高齢者に次いで「働きざかりの男性」が死んでいる

――沖縄県のグラフを見ると男性が多いですね。これはどうしてなのでしょうか?

屋外での肉体労働に従事するのは男性が多いからです。全国的に見ると、すべての年代で男性のほうが多く救急搬送されています。高齢者になり、定年退職したあとも男性が多い理由はわかりません。女性より弱いということかもしれません。

【図表】性別・年齢階級別 熱中症患者発生率
グラフ=小野雅司氏提供

熱中症になって死亡するのは圧倒的に高齢者が多く、次いで働き盛りの青壮期(19~64歳)の男性が多く死亡しています。

【図表】男女別の死亡者数の推移
グラフ=小野雅司氏提供

高齢者は体力がないことに加えて、暑さに気づきにくく、エアコンを使わないことで死に至っています。夏場は屋内にいて「暑い」と感じなくてもエアコンを使うということを心がけることが大切です。
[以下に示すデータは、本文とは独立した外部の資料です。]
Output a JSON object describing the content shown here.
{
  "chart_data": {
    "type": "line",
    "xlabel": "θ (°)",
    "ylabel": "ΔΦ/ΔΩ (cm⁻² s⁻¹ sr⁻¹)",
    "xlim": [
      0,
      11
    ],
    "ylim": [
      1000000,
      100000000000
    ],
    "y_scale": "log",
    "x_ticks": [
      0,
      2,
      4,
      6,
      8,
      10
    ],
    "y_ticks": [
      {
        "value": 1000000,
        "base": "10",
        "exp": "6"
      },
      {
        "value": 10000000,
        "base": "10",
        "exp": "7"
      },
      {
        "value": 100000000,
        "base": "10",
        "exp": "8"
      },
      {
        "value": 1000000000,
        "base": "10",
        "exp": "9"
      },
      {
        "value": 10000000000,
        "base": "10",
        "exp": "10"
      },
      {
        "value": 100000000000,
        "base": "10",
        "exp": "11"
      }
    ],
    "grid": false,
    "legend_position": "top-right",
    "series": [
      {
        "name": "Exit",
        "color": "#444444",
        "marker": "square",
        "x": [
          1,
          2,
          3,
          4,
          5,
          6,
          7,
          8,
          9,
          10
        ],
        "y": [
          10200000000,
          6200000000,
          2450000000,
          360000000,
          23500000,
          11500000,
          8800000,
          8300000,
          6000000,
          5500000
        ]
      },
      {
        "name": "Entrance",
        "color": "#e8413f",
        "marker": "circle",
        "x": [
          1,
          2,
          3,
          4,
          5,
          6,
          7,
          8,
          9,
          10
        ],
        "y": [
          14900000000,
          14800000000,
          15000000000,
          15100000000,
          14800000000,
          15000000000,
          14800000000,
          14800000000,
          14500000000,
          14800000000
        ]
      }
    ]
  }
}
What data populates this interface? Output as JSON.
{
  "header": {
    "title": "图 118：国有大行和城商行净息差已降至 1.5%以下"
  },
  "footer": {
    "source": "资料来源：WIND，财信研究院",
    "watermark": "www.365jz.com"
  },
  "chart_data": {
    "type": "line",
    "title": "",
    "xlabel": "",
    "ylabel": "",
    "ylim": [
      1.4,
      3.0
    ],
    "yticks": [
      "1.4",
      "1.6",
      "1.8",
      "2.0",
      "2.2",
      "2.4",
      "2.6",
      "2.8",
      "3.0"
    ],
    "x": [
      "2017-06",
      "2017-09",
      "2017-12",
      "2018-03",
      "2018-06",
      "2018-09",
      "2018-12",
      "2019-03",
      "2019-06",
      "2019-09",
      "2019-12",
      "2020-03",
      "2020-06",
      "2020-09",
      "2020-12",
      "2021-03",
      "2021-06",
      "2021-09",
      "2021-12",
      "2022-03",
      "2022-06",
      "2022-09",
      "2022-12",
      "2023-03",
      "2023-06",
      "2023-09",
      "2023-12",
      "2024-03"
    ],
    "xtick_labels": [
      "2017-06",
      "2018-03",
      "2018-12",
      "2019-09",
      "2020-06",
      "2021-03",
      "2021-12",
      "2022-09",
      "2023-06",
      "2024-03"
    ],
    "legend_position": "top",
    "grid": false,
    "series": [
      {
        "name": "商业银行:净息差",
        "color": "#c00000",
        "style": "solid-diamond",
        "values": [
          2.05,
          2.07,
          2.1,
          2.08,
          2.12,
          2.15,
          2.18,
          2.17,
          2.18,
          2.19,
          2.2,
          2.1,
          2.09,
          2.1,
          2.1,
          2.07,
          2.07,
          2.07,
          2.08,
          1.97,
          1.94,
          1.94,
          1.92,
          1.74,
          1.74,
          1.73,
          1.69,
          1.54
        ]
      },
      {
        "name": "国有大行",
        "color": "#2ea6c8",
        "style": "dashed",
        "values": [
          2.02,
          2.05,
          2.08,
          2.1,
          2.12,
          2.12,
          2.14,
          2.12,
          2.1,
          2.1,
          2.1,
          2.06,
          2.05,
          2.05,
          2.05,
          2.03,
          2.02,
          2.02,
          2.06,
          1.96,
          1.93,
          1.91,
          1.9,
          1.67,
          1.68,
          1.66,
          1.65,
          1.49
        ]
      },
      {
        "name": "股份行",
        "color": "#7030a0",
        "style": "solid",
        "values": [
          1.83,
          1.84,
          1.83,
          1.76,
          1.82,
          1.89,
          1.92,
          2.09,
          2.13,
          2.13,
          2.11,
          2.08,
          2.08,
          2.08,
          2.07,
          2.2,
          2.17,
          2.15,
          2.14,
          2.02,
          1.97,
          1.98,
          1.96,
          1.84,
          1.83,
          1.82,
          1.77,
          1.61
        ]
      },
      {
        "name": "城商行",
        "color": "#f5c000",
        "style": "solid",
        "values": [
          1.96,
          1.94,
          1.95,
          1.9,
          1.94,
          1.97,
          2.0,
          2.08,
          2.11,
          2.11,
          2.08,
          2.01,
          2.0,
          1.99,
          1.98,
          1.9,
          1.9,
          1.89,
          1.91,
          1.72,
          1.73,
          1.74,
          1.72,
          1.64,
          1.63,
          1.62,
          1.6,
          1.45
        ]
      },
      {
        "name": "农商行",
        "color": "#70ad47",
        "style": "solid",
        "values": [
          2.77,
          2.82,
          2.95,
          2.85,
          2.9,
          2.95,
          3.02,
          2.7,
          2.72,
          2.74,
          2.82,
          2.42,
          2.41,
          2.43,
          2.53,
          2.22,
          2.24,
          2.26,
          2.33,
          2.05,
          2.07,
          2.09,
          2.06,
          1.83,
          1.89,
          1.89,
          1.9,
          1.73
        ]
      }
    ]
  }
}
働き盛りの男性の死亡を防ぐためには、企業の現場管理者がこまめに休憩をとらせるなど、熱中症対策をしっかり行うことが大切です。大手企業ではできているところが多いですが、中小零細企業や個人事業主まで徹底できているかは把握できていません。一人ひとりが夏場は死の危険と隣り合わせなのだと認識して、自己防衛していかないと命が守れないのが現状です。